Logan tears into theaters this weekend, and I think it’ll be 2017’s first bona fide blockbuster. Critics love the thing, and Logan’s resonant Super Bowl commercial didn’t hurt interest any. But the biggest buzz surrounds Hugh Jackman, who says this’ll be his last turn as the titular character.
That’s right: After nine movies and 17 years as Wolverine, Jackman’s hanging up his claws.
“I don’t think he ever viewed it as ‘could be [his last appearance as Wolverine],’” Logan Director James Mangold told The New York Times. “I think he approached it as, it was.”
It’s probably about time. Jackman’s 48 now, and unless you’re actually a nigh-invulnerable mutant with an adamantium skeleton, superheroing is a young man’s game. And while the versatile actor’s never devoted his time exclusively to Wolverine, I’m sure he’d like more time to take on new roles and challenges. In fact, Jackman may go from the X-Men to man of God: Jackman will reportedly play Apostle Paul in an upcoming Warner Brothers film, according to Deadline Hollywood.
Can’t think of another guy I’d rather see as the former Saul of Tarsus. As Jean Valjean in Les Miserables, Jackman’s already played a woeful sinner whose life is completely upended through faith. And from what I understand, Jackman’s own life is one of faith, as well.
He doesn’t make a big deal about his beliefs. But during a 2015 interview with Parade magazine, he spoke about his faith without prompting. Asked when he knew he was meant to be an actor, Jackman said, “I’m a Christian. I was brought up very religious. I used to go to different evangelists’ [revival] tents all the time. When I was about 13, I had a weird premonition that I was going to be onstage, like the preachers I saw.”
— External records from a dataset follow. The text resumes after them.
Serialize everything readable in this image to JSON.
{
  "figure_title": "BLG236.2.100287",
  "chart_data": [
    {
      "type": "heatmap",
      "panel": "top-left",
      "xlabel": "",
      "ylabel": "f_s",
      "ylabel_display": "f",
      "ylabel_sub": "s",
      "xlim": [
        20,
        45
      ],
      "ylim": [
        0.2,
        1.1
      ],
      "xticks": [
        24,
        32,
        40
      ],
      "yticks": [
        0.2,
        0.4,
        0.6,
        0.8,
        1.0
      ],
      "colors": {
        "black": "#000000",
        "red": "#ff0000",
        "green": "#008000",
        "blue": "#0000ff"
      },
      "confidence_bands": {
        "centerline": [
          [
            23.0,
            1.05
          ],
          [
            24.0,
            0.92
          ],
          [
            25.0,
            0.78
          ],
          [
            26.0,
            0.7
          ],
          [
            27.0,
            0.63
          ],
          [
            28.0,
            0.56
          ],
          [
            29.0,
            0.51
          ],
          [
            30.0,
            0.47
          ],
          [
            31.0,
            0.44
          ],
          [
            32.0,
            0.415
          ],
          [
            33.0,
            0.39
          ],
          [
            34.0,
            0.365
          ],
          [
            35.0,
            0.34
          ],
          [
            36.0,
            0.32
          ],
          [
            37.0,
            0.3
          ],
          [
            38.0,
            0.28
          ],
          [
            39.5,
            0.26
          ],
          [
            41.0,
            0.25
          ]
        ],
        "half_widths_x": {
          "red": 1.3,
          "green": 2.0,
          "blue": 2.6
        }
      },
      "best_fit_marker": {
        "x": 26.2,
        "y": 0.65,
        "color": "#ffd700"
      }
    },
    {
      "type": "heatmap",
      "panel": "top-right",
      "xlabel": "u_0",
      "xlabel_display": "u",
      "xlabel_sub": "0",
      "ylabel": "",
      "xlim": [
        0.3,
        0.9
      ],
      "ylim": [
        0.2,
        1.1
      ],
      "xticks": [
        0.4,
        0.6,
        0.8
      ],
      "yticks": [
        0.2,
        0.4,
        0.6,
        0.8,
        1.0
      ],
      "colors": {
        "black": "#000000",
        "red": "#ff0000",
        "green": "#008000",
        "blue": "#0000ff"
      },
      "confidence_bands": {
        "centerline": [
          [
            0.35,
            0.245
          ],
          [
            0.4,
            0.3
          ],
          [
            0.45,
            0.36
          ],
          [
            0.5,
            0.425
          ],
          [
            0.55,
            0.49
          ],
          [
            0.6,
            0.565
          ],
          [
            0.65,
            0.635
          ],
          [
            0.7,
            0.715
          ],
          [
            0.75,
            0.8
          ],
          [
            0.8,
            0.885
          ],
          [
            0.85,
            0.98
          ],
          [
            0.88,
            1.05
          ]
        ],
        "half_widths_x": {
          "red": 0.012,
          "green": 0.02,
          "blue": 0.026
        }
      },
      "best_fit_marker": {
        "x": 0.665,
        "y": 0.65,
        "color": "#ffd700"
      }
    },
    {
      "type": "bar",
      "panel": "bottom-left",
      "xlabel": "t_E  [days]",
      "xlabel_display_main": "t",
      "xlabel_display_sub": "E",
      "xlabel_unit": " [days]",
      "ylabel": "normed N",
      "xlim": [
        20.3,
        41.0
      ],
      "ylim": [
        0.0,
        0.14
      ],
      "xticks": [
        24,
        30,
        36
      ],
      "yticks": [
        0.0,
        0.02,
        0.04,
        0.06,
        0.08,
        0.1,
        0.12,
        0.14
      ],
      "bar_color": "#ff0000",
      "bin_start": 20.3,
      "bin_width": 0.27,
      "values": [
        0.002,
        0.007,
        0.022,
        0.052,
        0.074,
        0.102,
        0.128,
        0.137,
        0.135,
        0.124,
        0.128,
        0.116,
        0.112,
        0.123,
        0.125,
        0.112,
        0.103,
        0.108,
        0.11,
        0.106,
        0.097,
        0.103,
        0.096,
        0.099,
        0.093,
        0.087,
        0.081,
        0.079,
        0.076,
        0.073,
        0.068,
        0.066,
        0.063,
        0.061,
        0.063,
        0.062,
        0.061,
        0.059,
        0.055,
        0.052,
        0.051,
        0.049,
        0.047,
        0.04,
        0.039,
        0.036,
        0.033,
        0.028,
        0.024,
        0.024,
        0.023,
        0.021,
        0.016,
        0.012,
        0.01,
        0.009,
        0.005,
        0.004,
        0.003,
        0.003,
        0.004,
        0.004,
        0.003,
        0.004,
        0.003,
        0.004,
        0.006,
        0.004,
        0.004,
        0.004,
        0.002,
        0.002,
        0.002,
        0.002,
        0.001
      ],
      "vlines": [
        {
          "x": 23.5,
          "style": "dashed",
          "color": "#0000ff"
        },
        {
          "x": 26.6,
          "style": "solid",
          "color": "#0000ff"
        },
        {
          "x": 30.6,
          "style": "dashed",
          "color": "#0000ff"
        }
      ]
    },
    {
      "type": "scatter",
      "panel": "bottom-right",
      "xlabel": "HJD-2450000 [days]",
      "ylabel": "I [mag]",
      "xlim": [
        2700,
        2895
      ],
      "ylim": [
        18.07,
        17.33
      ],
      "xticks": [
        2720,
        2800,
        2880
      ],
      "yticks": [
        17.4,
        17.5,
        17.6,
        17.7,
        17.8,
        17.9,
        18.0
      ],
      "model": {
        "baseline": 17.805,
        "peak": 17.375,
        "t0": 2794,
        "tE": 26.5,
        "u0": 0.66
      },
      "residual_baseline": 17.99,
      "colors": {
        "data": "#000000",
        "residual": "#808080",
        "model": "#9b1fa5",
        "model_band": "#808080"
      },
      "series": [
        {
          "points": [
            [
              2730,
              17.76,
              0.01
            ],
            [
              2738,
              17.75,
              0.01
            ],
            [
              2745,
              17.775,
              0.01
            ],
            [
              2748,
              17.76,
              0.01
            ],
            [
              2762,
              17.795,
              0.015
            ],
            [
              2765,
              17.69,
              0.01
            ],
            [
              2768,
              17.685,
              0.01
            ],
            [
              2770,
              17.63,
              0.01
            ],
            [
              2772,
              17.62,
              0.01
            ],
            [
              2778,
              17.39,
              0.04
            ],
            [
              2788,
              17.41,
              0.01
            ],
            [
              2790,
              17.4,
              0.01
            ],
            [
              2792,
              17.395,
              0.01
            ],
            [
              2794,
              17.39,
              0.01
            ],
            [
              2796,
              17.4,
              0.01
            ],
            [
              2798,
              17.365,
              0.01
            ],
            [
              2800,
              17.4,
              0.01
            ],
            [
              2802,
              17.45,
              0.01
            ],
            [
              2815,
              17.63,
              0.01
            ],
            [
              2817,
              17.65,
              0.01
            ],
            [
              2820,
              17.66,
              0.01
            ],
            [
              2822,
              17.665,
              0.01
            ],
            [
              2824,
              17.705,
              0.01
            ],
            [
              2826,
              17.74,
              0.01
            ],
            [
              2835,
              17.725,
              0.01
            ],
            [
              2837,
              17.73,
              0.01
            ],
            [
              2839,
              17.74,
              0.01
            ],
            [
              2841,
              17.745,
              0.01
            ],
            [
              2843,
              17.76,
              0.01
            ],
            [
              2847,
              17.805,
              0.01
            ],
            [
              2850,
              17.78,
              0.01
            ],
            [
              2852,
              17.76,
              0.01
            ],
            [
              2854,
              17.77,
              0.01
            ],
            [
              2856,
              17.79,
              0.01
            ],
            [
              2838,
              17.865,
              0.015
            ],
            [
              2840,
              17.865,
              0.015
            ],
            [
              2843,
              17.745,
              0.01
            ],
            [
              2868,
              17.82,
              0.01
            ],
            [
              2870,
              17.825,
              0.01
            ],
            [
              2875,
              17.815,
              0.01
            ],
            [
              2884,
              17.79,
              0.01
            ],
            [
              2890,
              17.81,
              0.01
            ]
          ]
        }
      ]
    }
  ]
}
Then, later, he brought it up again. When he told Parade’s Dotson Rader that acting gave him a “level of bliss and peace and calm and joy,” Rader said that “it sounds religious.” And Jackman agreed.
I’m a religious person. This is going to sound weird to you. In Chariots of Fire the runner Eric Liddell says, “When I run, I feel His pleasure.” And I feel that pleasure when I act and it’s going well, particularly onstage. I feel what everyone’s searching for, the feeling that unites us all. Call it “God.” Before I go onstage every night, I pause and dedicate the performance to God, in the sense of “Allow me to surrender.” When you allow yourself to surrender to the story, to the character, to the night, to the audience, transcendence happens. And when that happens, there is nothing like it on the planet.
I can’t say much about Logan just yet. I’ll have more to say Monday, hopefully, after folks have had a chance to see it. But I’ll say this: In Logan, more than any of the previous X-Men movies, you sense that Jackman surrendered to the character. It’s as raw and honest a performance as I’ve seen him give. And while the results are messy—sometimes viscerally so—there’s something deeply spiritual about this movie, too. Something redemptive.
Jackman may be done with Logan, but he’s not done with acting. And I’m looking forward to seeing what he does next.